8. Die Zulässigkeit der Wiederaufnahmsklage (auch des Aufhebungsverfahrens) ist eine vom Gesetzgeber an eng umgrenzte Voraussetzungen geknüpfte Ausnahme von der aus der Rechtskraft der Vorentscheidung abgeleiteten Einmaligkeitswirkung. Liegen die hierfür erforderlichen Voraussetzungen nicht vor, ist ein dessen ungeachtet durchgeführtes Verfahren (und zwar auch schon das Aufhebungsverfahren) wegen des darin liegenden Verstoßes gegen die Einmaligkeitswirkung des Vorprozesses nichtig (RIS-Justiz RS0111401).
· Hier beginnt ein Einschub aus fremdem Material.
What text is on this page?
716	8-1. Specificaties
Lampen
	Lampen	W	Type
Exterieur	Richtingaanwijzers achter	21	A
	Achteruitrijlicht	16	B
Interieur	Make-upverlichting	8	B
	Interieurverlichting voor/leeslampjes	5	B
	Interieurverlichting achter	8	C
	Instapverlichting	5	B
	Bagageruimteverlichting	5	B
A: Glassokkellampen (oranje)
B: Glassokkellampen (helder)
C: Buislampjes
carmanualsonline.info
Das Fehlen der Zulässigkeitsvoraussetzungen für das Wiederaufnahmeverfahren – wenn dieses (wie hier) nicht von strittigen Tatsachen abhängt, sondern sich bereits aus den als richtig angenommenen Tatsachenbehauptungen der Klage ergibt (RISJustiz RS0044558) und daher schon im Vorprüfungsverfahren nach § 538 ZPO wahrzunehmen ist (RIS-Justiz RS0044527) – führt zur Nichtigkeit des Verfahrens und der Entscheidung, sodass nicht nur die Urteile der Vorinstanzen, sondern auch das ihnen vorangegangene Verfahren als nichtig aufzuheben sind (RIS-Justiz RS0111400, RS0044681 [T3]). Das Fehlen der Zulässigkeitsvoraussetzung für eine Wiederaufnahmsklage – darunter ein die Wiederaufnahmsklage ausschließendes Verschulden (RISJustiz RS0044558 [T15]) – ist in jeder Lage des Verfahrens auch von Amts wegen wahrzunehmen (RIS-Justiz RS0044527, RS0044620); § 543 ZPO gilt auch im Revisionsverfahren (7 Ob 766/82 = RIS-Justiz RS0044527 [T5]).
Aus Anlass der Revision war daher wie im Spruch zu entscheiden.
9. Die Verfahrenskosten sind in analoger Anwendung des § 51 Abs 2 ZPO gegenseitig aufzuheben (vgl 8 Ob 547/87).